When Twitter’s not selling ads through its Twitter app, the company intends to advertise through MoPub, which, as said above, already has a growing consumer base. Twitter is behind, but its new mobile app install program may be just the thing it needs to close in on the gap between itself and Facebook. Twitter already relies on “tweet” ads that place advertisements of certain products (of user interest) into the never-ending “tweets” list on main user pages.

Facebook Mobile Ads Weapon: User Information and Mobile App Installs

It’s not a surprise that Facebook has become an aggressive competitor to Google, seeing that it’s work history, educational experience, hometown, and other personal information such as movies seen, books read, hobbies, and so on.
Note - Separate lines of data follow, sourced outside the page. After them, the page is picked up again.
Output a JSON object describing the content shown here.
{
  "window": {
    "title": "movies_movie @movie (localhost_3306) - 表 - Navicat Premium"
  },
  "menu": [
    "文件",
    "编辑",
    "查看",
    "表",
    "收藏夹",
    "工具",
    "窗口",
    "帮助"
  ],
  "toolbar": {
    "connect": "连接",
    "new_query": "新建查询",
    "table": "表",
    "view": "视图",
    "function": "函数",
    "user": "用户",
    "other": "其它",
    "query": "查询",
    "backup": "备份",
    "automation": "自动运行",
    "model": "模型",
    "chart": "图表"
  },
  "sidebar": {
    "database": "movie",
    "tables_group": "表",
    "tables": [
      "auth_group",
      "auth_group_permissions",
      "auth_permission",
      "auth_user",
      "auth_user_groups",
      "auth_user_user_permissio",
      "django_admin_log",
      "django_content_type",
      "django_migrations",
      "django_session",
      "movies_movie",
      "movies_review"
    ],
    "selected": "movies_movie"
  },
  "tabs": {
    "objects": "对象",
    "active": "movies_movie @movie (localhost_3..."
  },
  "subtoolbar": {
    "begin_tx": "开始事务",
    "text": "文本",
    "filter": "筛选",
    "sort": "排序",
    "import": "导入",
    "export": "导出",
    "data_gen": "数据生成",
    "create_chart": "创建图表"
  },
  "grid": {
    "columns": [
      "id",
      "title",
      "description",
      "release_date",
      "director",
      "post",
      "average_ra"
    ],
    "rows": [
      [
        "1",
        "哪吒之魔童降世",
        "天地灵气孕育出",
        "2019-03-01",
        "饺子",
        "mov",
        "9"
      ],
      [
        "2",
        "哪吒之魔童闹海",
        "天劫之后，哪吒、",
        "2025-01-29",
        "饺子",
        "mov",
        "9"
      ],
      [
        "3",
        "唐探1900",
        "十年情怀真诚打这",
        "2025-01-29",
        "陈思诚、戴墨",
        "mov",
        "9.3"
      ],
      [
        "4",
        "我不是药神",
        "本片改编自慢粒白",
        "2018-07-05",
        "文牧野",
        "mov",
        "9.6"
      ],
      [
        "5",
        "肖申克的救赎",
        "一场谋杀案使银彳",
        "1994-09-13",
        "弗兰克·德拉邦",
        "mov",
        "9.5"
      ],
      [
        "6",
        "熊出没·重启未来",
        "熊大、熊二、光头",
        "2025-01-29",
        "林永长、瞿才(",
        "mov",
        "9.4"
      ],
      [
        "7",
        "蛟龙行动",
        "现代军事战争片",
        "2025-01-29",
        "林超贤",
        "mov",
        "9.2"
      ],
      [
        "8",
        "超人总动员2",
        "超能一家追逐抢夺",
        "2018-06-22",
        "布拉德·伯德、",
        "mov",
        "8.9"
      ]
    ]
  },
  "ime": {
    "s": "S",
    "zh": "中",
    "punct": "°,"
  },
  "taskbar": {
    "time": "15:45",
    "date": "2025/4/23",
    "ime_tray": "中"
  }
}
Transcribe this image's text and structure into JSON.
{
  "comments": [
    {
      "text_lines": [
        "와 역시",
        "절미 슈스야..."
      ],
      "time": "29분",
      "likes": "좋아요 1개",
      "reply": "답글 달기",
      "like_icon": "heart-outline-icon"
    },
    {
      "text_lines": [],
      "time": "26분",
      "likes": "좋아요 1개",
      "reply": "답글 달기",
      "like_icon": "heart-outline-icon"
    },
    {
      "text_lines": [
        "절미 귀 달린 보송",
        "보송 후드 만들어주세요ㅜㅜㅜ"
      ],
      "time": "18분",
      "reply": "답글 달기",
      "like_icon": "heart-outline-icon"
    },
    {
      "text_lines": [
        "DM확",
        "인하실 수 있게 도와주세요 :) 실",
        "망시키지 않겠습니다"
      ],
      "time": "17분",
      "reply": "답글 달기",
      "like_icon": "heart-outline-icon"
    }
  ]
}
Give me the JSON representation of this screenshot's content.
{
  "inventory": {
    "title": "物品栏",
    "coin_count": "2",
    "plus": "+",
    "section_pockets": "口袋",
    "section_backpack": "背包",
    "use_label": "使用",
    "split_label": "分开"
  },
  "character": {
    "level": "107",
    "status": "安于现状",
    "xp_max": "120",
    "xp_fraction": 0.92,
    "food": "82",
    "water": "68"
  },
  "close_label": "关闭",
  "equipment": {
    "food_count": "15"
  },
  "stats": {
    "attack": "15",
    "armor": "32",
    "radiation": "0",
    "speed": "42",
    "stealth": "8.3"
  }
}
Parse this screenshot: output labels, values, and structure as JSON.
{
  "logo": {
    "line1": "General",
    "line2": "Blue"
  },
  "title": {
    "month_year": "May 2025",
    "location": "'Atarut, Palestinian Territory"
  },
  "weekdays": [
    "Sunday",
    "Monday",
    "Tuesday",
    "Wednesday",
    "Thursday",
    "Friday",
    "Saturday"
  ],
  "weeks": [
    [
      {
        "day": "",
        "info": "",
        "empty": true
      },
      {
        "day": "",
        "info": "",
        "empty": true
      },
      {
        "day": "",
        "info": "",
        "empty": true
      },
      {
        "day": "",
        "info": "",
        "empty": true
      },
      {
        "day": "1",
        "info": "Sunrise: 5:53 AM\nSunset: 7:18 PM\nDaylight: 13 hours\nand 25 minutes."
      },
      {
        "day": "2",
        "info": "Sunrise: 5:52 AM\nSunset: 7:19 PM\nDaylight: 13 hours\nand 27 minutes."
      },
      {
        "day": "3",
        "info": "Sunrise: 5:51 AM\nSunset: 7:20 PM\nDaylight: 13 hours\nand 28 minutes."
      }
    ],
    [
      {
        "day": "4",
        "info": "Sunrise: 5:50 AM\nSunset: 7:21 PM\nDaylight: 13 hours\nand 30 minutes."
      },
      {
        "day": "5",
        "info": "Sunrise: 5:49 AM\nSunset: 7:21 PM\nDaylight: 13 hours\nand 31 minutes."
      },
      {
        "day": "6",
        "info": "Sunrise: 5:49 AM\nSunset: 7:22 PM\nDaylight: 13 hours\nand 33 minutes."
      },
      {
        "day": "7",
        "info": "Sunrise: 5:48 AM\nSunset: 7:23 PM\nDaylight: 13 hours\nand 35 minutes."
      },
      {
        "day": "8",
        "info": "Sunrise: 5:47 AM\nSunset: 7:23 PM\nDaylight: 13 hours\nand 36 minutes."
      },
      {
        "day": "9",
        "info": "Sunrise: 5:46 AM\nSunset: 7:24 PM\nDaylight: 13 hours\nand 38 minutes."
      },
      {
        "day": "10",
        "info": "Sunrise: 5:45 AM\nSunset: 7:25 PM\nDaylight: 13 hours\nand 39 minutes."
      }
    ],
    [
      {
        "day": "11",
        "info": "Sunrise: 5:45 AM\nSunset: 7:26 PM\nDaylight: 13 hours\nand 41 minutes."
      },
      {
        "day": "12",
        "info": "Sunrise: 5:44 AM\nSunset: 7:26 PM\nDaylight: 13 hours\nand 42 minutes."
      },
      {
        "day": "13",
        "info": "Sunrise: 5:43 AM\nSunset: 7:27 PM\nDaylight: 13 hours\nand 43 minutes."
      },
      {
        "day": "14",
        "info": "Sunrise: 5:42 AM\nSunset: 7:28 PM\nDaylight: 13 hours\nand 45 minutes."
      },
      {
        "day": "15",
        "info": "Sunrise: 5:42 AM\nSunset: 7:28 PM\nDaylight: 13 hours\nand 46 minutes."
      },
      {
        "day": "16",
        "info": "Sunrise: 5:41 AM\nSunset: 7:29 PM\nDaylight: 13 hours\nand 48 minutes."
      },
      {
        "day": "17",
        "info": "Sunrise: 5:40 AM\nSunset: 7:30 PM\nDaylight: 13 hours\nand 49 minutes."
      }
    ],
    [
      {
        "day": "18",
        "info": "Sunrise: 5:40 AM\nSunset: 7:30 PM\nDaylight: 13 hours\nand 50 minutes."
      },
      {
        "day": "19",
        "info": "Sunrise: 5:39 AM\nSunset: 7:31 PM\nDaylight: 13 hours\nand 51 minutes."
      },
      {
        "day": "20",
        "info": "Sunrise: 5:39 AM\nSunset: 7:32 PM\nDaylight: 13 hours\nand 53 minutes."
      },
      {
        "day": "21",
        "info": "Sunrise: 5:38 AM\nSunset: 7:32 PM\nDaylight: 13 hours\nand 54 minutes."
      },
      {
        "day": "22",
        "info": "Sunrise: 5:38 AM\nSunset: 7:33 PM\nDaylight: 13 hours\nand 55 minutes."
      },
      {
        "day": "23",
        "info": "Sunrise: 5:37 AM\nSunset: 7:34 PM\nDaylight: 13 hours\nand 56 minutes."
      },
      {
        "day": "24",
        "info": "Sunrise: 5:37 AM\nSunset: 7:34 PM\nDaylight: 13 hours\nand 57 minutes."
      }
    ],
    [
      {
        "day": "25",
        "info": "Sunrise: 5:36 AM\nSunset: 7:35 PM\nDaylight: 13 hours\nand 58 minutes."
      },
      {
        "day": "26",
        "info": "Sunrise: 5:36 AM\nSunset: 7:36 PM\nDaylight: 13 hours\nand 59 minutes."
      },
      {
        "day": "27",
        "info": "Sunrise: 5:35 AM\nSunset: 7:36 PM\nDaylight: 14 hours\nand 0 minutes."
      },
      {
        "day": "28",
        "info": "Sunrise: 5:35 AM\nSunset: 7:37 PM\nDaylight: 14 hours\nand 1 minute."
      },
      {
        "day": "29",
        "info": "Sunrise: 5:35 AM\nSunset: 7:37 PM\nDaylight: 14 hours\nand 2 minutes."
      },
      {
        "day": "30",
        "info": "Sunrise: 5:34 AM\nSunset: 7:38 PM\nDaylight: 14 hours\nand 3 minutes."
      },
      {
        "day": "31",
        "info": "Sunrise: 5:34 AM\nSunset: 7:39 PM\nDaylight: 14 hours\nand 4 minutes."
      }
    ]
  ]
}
If Facebook’s troubles with the Federal Communications Commission (FCC) in the WhatsApp acquisition mean anything, it’s that Facebook doesn’t follow privacy rules very well.

Fortunately for Facebook at least, its dislike of user privacy may give it a tool in the mobile ads race. Mobile app installs have become so successful for the company in 2013 alone because of the wealth of information Facebook already has on its 1-billion user base. Twitter’s turn to mobile app installs two weeks ago is a good indication that, whatever Facebook’s doing, it’s doing something right.

And, as for Google’s decision to scale back Google +? The company’s efforts to compete with Facebook may see Google’s mobile ad share decline even more. When it comes to mobile ads, a company’s success is based on how accessible they are. If Google + becomes (or remains, depending on opinion) a ghost town, Facebook’s success will surge simply because its social media network is the happening place for citizens worldwide.

Don’t kid yourself, though: with the huge lead Google has over Facebook, it’s gonna take more than mobile app installs to beat the search engine giant. Far more.

2 COMMENTS

  1. Google is going to see these numbers dip from “stable levels” unless they wake up on mobile advertising and get back to innovating. It’s odd. I mean, here you have a company creating things like Google Glass (which is probably the next big thing in all of consumer technology), yet AdMob (Google’s ad network) is probably the least innovative in all of mobile advertising. IMO, if they don’t catch up to Airpush and Tapjoy’s rate of innovation – and effectiveness – I think Google’s dominance in mobile advertising is going to slip away.